Perceived deficiencies of yum (which DNF is intended to address) include poor performance, high memory usage, and the slowness of its iterative dependency resolution.[13] DNF uses libsolv, an external dependency resolver.[13]

DNF was originally written in Python, but as of 2016, efforts were under way to port it to C and move most functionality from Python code into the new libdnf library[needs update].[14] In 2018, the DNF team announced the decision to move libdnf from C to C++.[15][16] libdnf is already used by PackageKit, a Linux distribution-agnostic package system abstraction library, even though the library doesn't have most of DNF's features.[17]

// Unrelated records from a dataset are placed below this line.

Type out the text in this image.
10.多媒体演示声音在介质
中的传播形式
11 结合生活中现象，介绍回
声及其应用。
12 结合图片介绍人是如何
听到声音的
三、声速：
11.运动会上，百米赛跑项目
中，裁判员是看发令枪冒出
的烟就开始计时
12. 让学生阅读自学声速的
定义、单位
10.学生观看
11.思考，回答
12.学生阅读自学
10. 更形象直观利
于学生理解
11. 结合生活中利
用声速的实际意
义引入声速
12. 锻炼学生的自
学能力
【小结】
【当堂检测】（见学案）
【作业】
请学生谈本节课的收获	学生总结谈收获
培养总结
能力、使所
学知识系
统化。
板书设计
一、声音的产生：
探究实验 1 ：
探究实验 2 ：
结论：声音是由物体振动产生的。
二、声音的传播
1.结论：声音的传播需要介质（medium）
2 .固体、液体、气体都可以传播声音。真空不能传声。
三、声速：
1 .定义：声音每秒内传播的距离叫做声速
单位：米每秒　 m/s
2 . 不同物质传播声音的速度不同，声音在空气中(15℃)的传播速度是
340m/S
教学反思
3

Since the launch of Fedora Linux 41, DNF5 is the new default packaging tool. This release features new performance enhancements, updated terminal output, and fully integrated modularity.[18]

Adoption

DNF has been the default command-line package manager for Fedora since version 22, which was released in May 2015.[11] The libdnf library is used as a package backend in PackageKit,[17] which offers a graphical user interface (GUI). Later, dnfdragora was developed for Fedora 27 as another alternative graphical front-end of DNF.[19][20] DNF has also been available as an alternate package manager for Mageia Linux since version 6 and may become the default sometime in the future.[21]

In Red Hat Enterprise Linux, and by extension, AlmaLinux and Rocky Linux, yum is an alias for dnf.[12]